Since this decodes the bytes into unicode, it may not be suitable for an XML parser that wants to consume bytes. In that case, you should write the data back to disk (e.g. using shutil.copyfileobj()
) and then re-open in 'rb'
mode.
In Python 2, these arguments to the built-in open()
don't exist, but you can use io.open()
instead. Alternatively, you can decode your 8-bit strings into unicode strings after reading them, but this is more error-prone in my opinion.

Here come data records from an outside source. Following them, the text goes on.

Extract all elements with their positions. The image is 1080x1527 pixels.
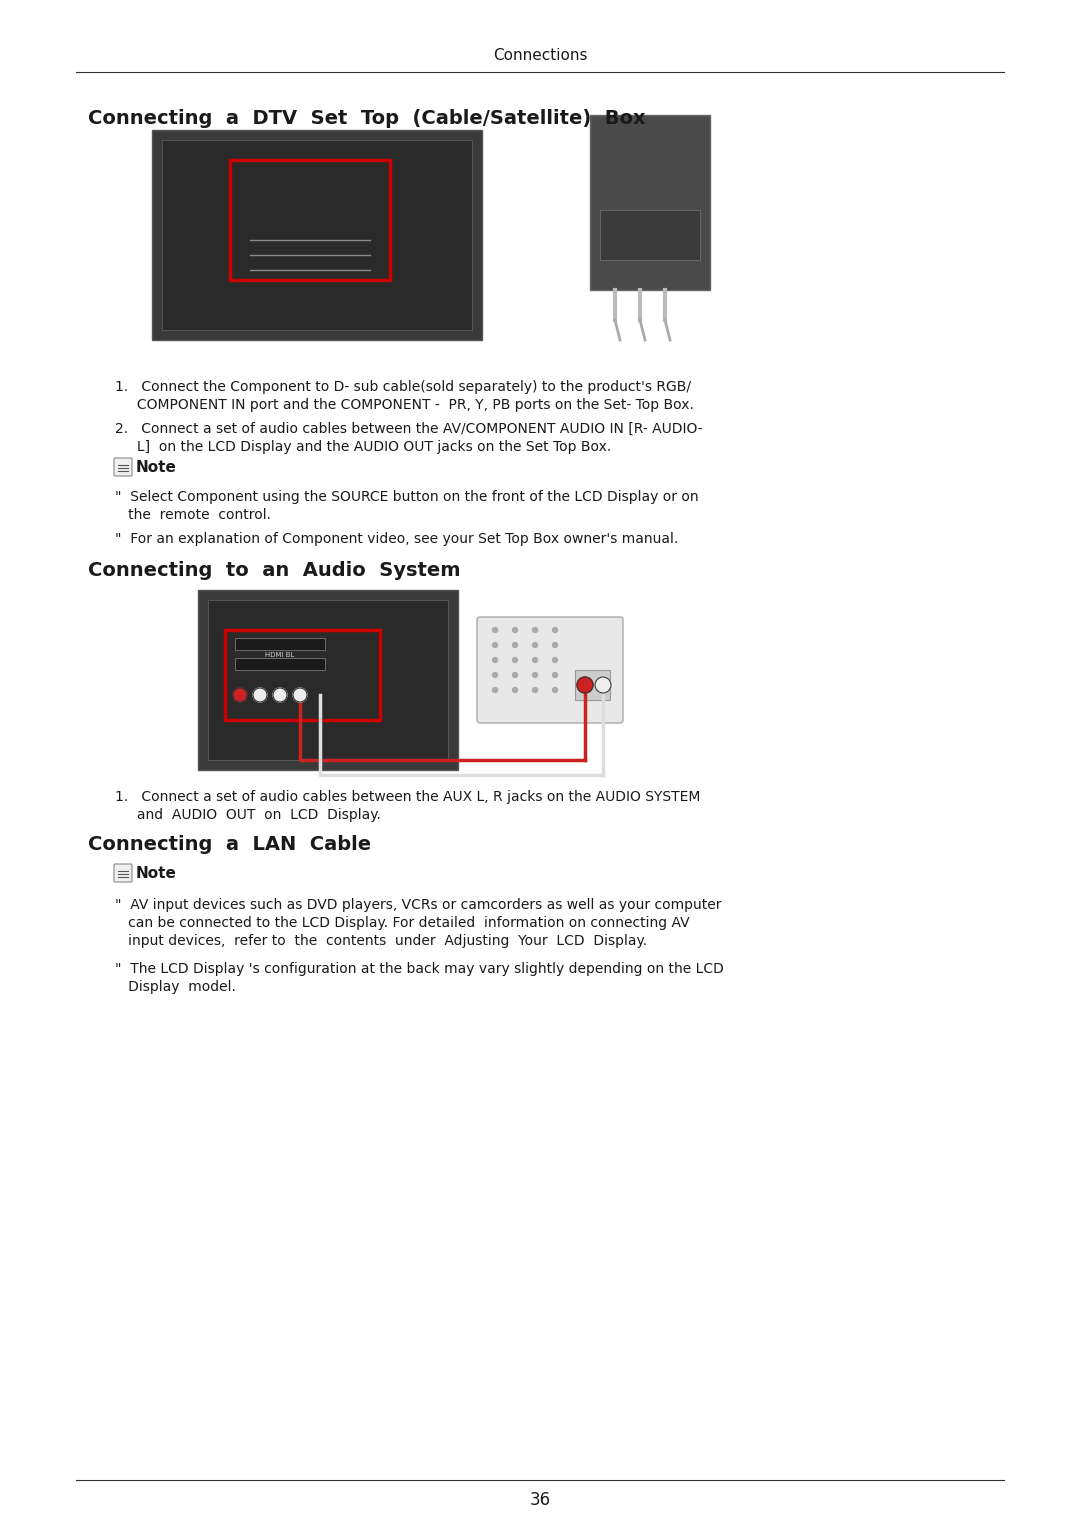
Text: "  Select Component using the SOURCE button on the front of the LCD Display or o: " Select Component using the SOURCE butt…: [114, 490, 699, 504]
Circle shape: [532, 643, 538, 647]
Circle shape: [513, 672, 517, 678]
Circle shape: [553, 687, 557, 693]
Bar: [225, 631, 380, 721]
Circle shape: [553, 672, 557, 678]
Circle shape: [553, 643, 557, 647]
Circle shape: [553, 628, 557, 632]
Circle shape: [492, 628, 498, 632]
Text: "  The LCD Display 's configuration at the back may vary slightly depending on t: " The LCD Display 's configuration at th…: [114, 962, 724, 976]
Text: 36: 36: [529, 1490, 551, 1509]
FancyBboxPatch shape: [477, 617, 623, 722]
Circle shape: [492, 658, 498, 663]
Bar: [230, 160, 390, 279]
Text: Display  model.: Display model.: [114, 980, 235, 994]
Circle shape: [513, 628, 517, 632]
Bar: [235, 658, 325, 670]
Text: input devices,  refer to  the  contents  under  Adjusting  Your  LCD  Display.: input devices, refer to the contents und…: [114, 935, 647, 948]
Circle shape: [532, 672, 538, 678]
FancyBboxPatch shape: [114, 458, 132, 476]
Text: "  For an explanation of Component video, see your Set Top Box owner's manual.: " For an explanation of Component video,…: [114, 531, 678, 547]
Text: can be connected to the LCD Display. For detailed  information on connecting AV: can be connected to the LCD Display. For…: [114, 916, 690, 930]
Circle shape: [492, 687, 498, 693]
Text: Note: Note: [136, 866, 177, 881]
Text: COMPONENT IN port and the COMPONENT -  PR, Y, PB ports on the Set- Top Box.: COMPONENT IN port and the COMPONENT - PR…: [114, 399, 693, 412]
Text: 2.   Connect a set of audio cables between the AV/COMPONENT AUDIO IN [R- AUDIO-: 2. Connect a set of audio cables between…: [114, 421, 703, 437]
Circle shape: [492, 672, 498, 678]
Text: L]  on the LCD Display and the AUDIO OUT jacks on the Set Top Box.: L] on the LCD Display and the AUDIO OUT …: [114, 440, 611, 454]
Circle shape: [532, 658, 538, 663]
FancyBboxPatch shape: [114, 864, 132, 883]
Text: Connecting  a  DTV  Set  Top  (Cable/Satellite)  Box: Connecting a DTV Set Top (Cable/Satellit…: [87, 108, 646, 127]
Circle shape: [273, 689, 287, 702]
Circle shape: [492, 643, 498, 647]
Circle shape: [595, 676, 611, 693]
FancyBboxPatch shape: [162, 140, 472, 330]
Circle shape: [253, 689, 267, 702]
Circle shape: [233, 689, 247, 702]
Circle shape: [513, 658, 517, 663]
Text: and  AUDIO  OUT  on  LCD  Display.: and AUDIO OUT on LCD Display.: [114, 808, 381, 822]
Circle shape: [553, 658, 557, 663]
Text: Connections: Connections: [492, 47, 588, 63]
Bar: [600, 211, 700, 260]
Bar: [235, 638, 325, 651]
Circle shape: [532, 628, 538, 632]
Text: Note: Note: [136, 460, 177, 475]
Text: Connecting  to  an  Audio  System: Connecting to an Audio System: [87, 560, 460, 580]
Circle shape: [513, 643, 517, 647]
Text: 1.   Connect a set of audio cables between the AUX L, R jacks on the AUDIO SYSTE: 1. Connect a set of audio cables between…: [114, 789, 700, 805]
Circle shape: [577, 676, 593, 693]
Text: "  AV input devices such as DVD players, VCRs or camcorders as well as your comp: " AV input devices such as DVD players, …: [114, 898, 721, 912]
Text: the  remote  control.: the remote control.: [114, 508, 271, 522]
FancyBboxPatch shape: [198, 589, 458, 770]
FancyBboxPatch shape: [208, 600, 448, 760]
FancyBboxPatch shape: [152, 130, 482, 341]
FancyBboxPatch shape: [590, 115, 710, 290]
Circle shape: [513, 687, 517, 693]
Text: Connecting  a  LAN  Cable: Connecting a LAN Cable: [87, 835, 372, 855]
Circle shape: [532, 687, 538, 693]
Circle shape: [293, 689, 307, 702]
Bar: [575, 670, 610, 699]
Text: 1.   Connect the Component to D- sub cable(sold separately) to the product's RGB: 1. Connect the Component to D- sub cable…: [114, 380, 691, 394]
Text: HDMI BL: HDMI BL: [266, 652, 295, 658]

But it turns out OP doesn't have invalid UTF-8. OP has valid UTF-8 which happens to include control characters. Control characters are mildly annoying to filter out since you have to run them through a function like this, meaning you can't just use copyfileobj()
:
import unicodedata
def strip_control_chars(data: str) -> str:
return ''.join(c for c in data if unicodedata.category(c) != 'Cc')
Cc is the Unicode category for "Other, control character, as described on the Unicode website. To include a slightly broader array of "bad characters," we could strip the entire "other" category (which mostly contains useless stuff anyway):
def strip_control_chars(data: str) -> str:
return ''.join(c for c in data if not unicodedata.category(c).startswith('C'))
This will filter out line breaks, so it's probably a good idea to process the file a line at a time and add the line breaks back in at the end.
In principle, we could create a codec for doing this incrementally, and then we could use copyfileobj()
, but that's like using a sledgehammer to swat a fly.